GREENVILLE, N.C. (WNCT) — Earth Day is April 22, and a number of organizations across eastern North Carolina are holding events focused on the environment and science. If you have an event you would like to add, please email us at email@example.com
Pink Knoll Shores:
Join the North Carolina Aquarium at Pine Knoll Shores for a weekend-long celebration during Party for the Planet, April 21-23. This year’s theme focuses on connections. Watch for displays and activities, both indoor and outdoor, emphasizing our connection to the natural world, with a focus on those we can find in our own backyard.
Aquarium Educator Jeff Harms said, “Party for the Planet is a great way for kids and families to learn about the connections they have to animals and the environment. Kids can learn techniques to positively impact the world around them through their everyday activities.”
Harms said each year education staff chooses a different theme for Party for the Planet, one that gives people the knowledge and skills to care for the earth now and to sustain it for future generations to enjoy. The event always corresponds to Earth Day, which is April 22, 2017.
This year will feature an outdoor bingo scavenger hunt. Visitors will take a bingo card along the Theodore Roosevelt Nature Trail and search for natural items. While marking their card for each found item, participants will learn about the plants and animals found in this area.

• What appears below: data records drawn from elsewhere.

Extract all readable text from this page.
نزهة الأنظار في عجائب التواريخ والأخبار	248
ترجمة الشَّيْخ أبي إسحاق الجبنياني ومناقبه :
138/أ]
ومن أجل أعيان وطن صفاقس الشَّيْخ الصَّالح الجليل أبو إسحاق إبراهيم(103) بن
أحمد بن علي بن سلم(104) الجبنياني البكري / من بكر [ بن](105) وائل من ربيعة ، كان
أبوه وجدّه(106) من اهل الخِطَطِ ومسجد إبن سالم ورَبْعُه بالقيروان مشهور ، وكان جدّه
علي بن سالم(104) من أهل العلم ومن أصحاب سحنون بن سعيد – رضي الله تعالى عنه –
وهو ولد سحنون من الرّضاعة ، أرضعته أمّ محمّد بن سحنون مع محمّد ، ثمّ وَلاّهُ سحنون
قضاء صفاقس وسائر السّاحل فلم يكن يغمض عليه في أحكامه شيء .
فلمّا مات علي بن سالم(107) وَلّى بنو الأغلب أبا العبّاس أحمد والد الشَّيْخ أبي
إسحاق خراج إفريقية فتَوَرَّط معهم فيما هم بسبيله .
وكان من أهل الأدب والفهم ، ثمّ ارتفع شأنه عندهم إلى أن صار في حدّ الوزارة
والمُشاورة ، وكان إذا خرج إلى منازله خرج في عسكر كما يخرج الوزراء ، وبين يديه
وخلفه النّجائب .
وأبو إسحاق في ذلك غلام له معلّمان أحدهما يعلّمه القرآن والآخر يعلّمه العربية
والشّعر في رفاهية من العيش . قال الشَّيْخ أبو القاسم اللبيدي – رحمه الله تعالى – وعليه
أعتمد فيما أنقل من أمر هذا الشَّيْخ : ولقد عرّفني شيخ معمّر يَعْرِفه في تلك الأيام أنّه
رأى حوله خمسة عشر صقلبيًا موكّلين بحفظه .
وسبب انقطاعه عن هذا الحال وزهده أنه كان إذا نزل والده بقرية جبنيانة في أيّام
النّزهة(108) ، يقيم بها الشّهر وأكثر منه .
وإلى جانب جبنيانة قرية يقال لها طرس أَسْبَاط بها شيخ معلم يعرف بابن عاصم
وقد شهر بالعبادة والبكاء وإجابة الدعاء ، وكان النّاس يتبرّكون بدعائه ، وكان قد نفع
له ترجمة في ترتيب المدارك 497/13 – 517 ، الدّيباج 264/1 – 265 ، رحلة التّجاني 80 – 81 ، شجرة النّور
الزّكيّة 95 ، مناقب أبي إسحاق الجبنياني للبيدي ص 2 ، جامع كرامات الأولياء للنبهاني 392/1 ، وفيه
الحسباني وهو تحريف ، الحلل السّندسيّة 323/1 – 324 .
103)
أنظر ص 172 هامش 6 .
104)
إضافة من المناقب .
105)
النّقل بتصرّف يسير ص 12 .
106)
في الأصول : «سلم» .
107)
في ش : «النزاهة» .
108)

Visitors can also participate in the Great Shark Eggcase Hunt. Did you know that some sharks lay egg cases? Find images of egg cases around the aquarium and learn about sharks at the same time. Take home the information, and on your next beach walk you’ll be able to identify any shark eggcase you happen find. The classroom will feature different types of eggs including sea turtles, sharks, birds and amphibians.
Neuse River cleanup – meet at Lawson Creek Park at 9 a.m. to pick up bags and gloves, then take to the water or land to start cleaning up.
Trent River cleanup – Meet at 9 a.m. at the Pollocksville Wildlife Ramp. Bring a kayak or paddleboard. (There is opportunity for land-based projects.)
The national March for Science will have a sister march in Washington, NC. The event, taking place on April 22, is meant to deliver a reminder to fund research and to base public policy on scientific consensus. Beaufort County Indivisible, a new progressive organization, is hosting the march that will coincide with similar marches across the world in 400 locations in 37 countries.
According to national organizers of the march, “People who value science have remained silent for far too long in the face of policies that ignore scientific evidence and endanger both human life and the future of our world. New policies threaten to further restrict scientists’ ability to research and communicate their findings.”
The local march is focused on the environment. Participants are concerned about efforts to dismantle the Environmental Protection Agency, which is responsible for everything from funding the removal of groundwater-contaminating old gas tanks to creating regulations that will reduce asthma and hospitalizations. Pamlico Albemarle Wildlife Conservationists (PAWC) is also participating in the march. Organizers said they concerned about the abandonment of the Red Wolf Recovery Program and the removal of steam protections.
A Winterville McDonald’s is one of the first in the state to begin the Good Neighbor, Good Grounds program. The average McDonald’s goes through over 66 pounds of coffee in a week, so they’ve made a commitment to instead collect the grounds to donate to local gardens instead of adding them to the waste stream.
To officially kick off this program and partnership, staff with the Making Pitt Fit community garden will join the restaurant to showcase the process of collecting and using the grounds, help kids with a fun recycling/planting activity and offer bags of grounds to community members for their gardens.